Une étude sur 92 patients bénéficiant d'un suivi ambulatoire a montré une préférence approximativement équivalente (30%) entre 3 formes d'administration principales: les comprimés, les comprimés orodispersibles et les injections. Les patients ont donné plus d'avantages à la forme injectable que d'inconvénients mais aussi, plus d'avantages pour les injections que pour les comprimés [91]. En 2005, B.Lachaux a diffusé un questionnaire auprès d'un large échantillon de patients atteints de schizophrénie mettant en évidence que 44% d'entre eux étaient prêts à prendre un traitement par injection [92].

b- Recherche du rapport bénéfices/risques optimal [87]

L'antipsychotique idéal doit inclure dans sa définition le paramètre de risque médicamenteux global. Même si les effets extrapyramidaux ont une incidence plus marquée avec la première génération, d'autres effets indésirables se sont révélés avec l'usage des molécules de la deuxième génération soulignant un autre niveau d'atypie et d'hétérogénéité au sein de cette classe.

La recherche du rapport bénéfices/risques optimal par comparaison des antipsychotiques ne peut se faire sans tenir compte de la variabilité intervindividuelle. Le meilleur profil d'antipsychotique à utiliser doit intégrer, pour chaque patient, son profil clinique, ses antécédents personnels ou familiaux, ses comorbidités, les associations médicamenteuses, l'observance ainsi que les données pharmacogénétiques qui permettent de prévoir la réponse thérapeutique en fonction des polymorphismes pharmacodynamiques et pharmacocinétiques.
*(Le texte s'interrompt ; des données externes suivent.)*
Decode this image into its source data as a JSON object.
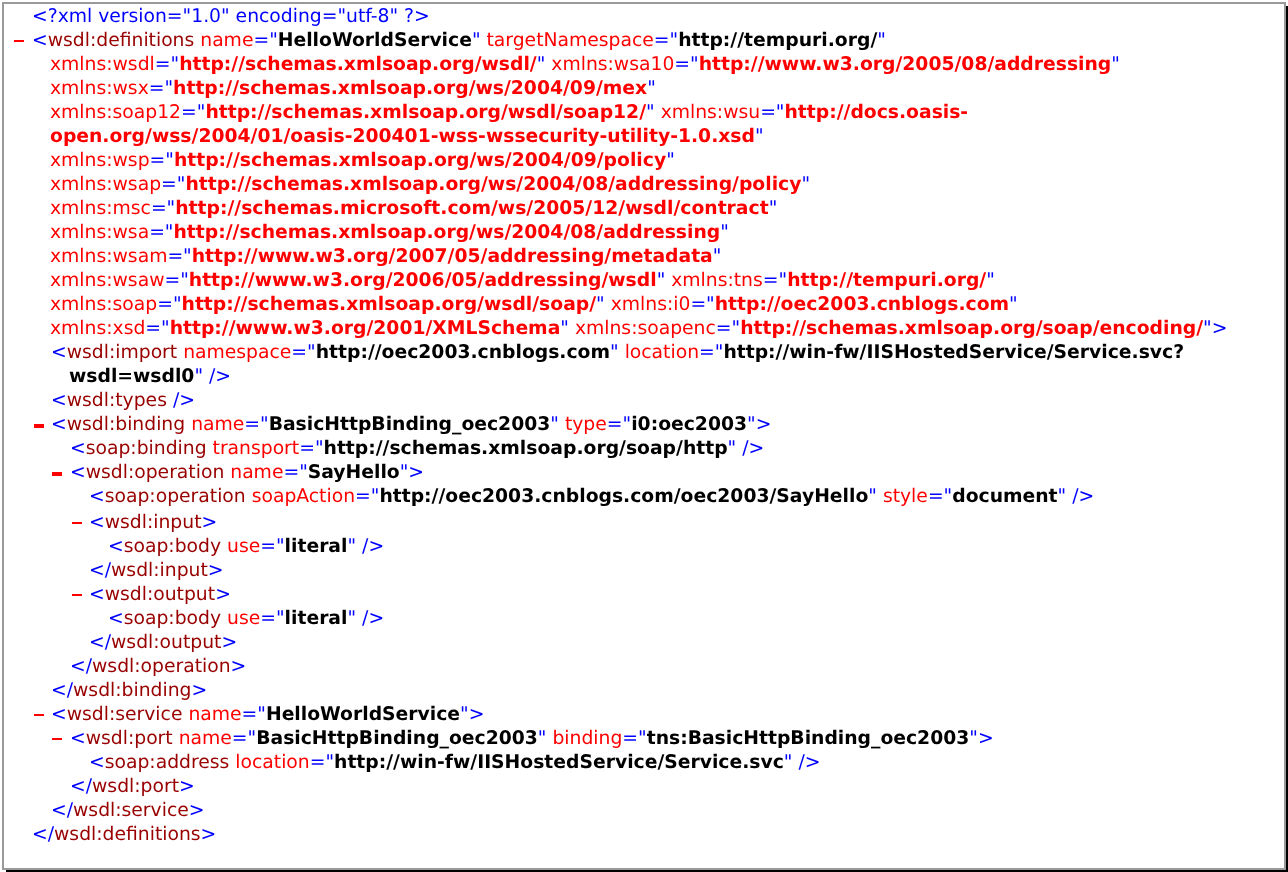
{
  "document": [
    {
      "open": [
        {
          "kind": "pi",
          "text": "<?xml version=\"1.0\" encoding=\"utf-8\" ?>"
        }
      ]
    },
    {
      "expanded": true,
      "open": [
        {
          "kind": "markup",
          "text": "<wsdl:definitions name=\"HelloWorldService\" targetNamespace=\"http://tempuri.org/\""
        },
        {
          "kind": "ns",
          "text": "xmlns:wsdl=\"http://schemas.xmlsoap.org/wsdl/\" xmlns:wsa10=\"http://www.w3.org/2005/08/addressing\""
        },
        {
          "kind": "ns",
          "text": "xmlns:wsx=\"http://schemas.xmlsoap.org/ws/2004/09/mex\""
        },
        {
          "kind": "ns",
          "text": "xmlns:soap12=\"http://schemas.xmlsoap.org/wsdl/soap12/\" xmlns:wsu=\"http://docs.oasis-"
        },
        {
          "kind": "ns-wrap",
          "text": "open.org/wss/2004/01/oasis-200401-wss-wssecurity-utility-1.0.xsd\""
        },
        {
          "kind": "ns",
          "text": "xmlns:wsp=\"http://schemas.xmlsoap.org/ws/2004/09/policy\""
        },
        {
          "kind": "ns",
          "text": "xmlns:wsap=\"http://schemas.xmlsoap.org/ws/2004/08/addressing/policy\""
        },
        {
          "kind": "ns",
          "text": "xmlns:msc=\"http://schemas.microsoft.com/ws/2005/12/wsdl/contract\""
        },
        {
          "kind": "ns",
          "text": "xmlns:wsa=\"http://schemas.xmlsoap.org/ws/2004/08/addressing\""
        },
        {
          "kind": "ns",
          "text": "xmlns:wsam=\"http://www.w3.org/2007/05/addressing/metadata\""
        },
        {
          "kind": "ns",
          "text": "xmlns:wsaw=\"http://www.w3.org/2006/05/addressing/wsdl\" xmlns:tns=\"http://tempuri.org/\""
        },
        {
          "kind": "ns",
          "text": "xmlns:soap=\"http://schemas.xmlsoap.org/wsdl/soap/\" xmlns:i0=\"http://oec2003.cnblogs.com\""
        },
        {
          "kind": "ns",
          "text": "xmlns:xsd=\"http://www.w3.org/2001/XMLSchema\" xmlns:soapenc=\"http://schemas.xmlsoap.org/soap/encoding/\">"
        }
      ],
      "close": "</wsdl:definitions>",
      "children": [
        {
          "open": [
            {
              "kind": "markup",
              "text": "<wsdl:import namespace=\"http://oec2003.cnblogs.com\" location=\"http://win-fw/IISHostedService/Service.svc?"
            },
            {
              "kind": "wrap",
              "text": "wsdl=wsdl0\" />"
            }
          ]
        },
        {
          "open": [
            {
              "kind": "markup",
              "text": "<wsdl:types />"
            }
          ]
        },
        {
          "expanded": true,
          "open": [
            {
              "kind": "markup",
              "text": "<wsdl:binding name=\"BasicHttpBinding_oec2003\" type=\"i0:oec2003\">"
            }
          ],
          "close": "</wsdl:binding>",
          "children": [
            {
              "open": [
                {
                  "kind": "markup",
                  "text": "<soap:binding transport=\"http://schemas.xmlsoap.org/soap/http\" />"
                }
              ]
            },
            {
              "expanded": true,
              "open": [
                {
                  "kind": "markup",
                  "text": "<wsdl:operation name=\"SayHello\">"
                }
              ],
              "close": "</wsdl:operation>",
              "children": [
                {
                  "open": [
                    {
                      "kind": "markup",
                      "text": "<soap:operation soapAction=\"http://oec2003.cnblogs.com/oec2003/SayHello\" style=\"document\" />"
                    }
                  ]
                },
                {
                  "expanded": true,
                  "open": [
                    {
                      "kind": "markup",
                      "text": "<wsdl:input>"
                    }
                  ],
                  "close": "</wsdl:input>",
                  "children": [
                    {
                      "open": [
                        {
                          "kind": "markup",
                          "text": "<soap:body use=\"literal\" />"
                        }
                      ]
                    }
                  ]
                },
                {
                  "expanded": true,
                  "open": [
                    {
                      "kind": "markup",
                      "text": "<wsdl:output>"
                    }
                  ],
                  "close": "</wsdl:output>",
                  "children": [
                    {
                      "open": [
                        {
                          "kind": "markup",
                          "text": "<soap:body use=\"literal\" />"
                        }
                      ]
                    }
                  ]
                }
              ]
            }
          ]
        },
        {
          "expanded": true,
          "open": [
            {
              "kind": "markup",
              "text": "<wsdl:service name=\"HelloWorldService\">"
            }
          ],
          "close": "</wsdl:service>",
          "children": [
            {
              "expanded": true,
              "open": [
                {
                  "kind": "markup",
                  "text": "<wsdl:port name=\"BasicHttpBinding_oec2003\" binding=\"tns:BasicHttpBinding_oec2003\">"
                }
              ],
              "close": "</wsdl:port>",
              "children": [
                {
                  "open": [
                    {
                      "kind": "markup",
                      "text": "<soap:address location=\"http://win-fw/IISHostedService/Service.svc\" />"
                    }
                  ]
                }
              ]
            }
          ]
        }
      ]
    }
  ]
}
À ce titre, le prescripteur doit prendre en compte la balance bénéfices/risques comme il le fait pour tout traitement.

En conclusion, pour R. Brodet, chaque molécule devrait se confronter à ces critères visant à tendre vers un traitement idéal mais cela demande la réalisation d'études comparatives plus précises et la réalisation d'un travail pour le moins colossal. En outre, chaque patient représente aussi un cas unique. Au-delà du concept d'atypie et de neuroleptique idéal, il faut plutôt envisager une approche personnalisée qui tient compte autant du médicament que des caractéristiques du patient et de façon plus globable, de l'avancée des connaissances concernant la schizophrénie.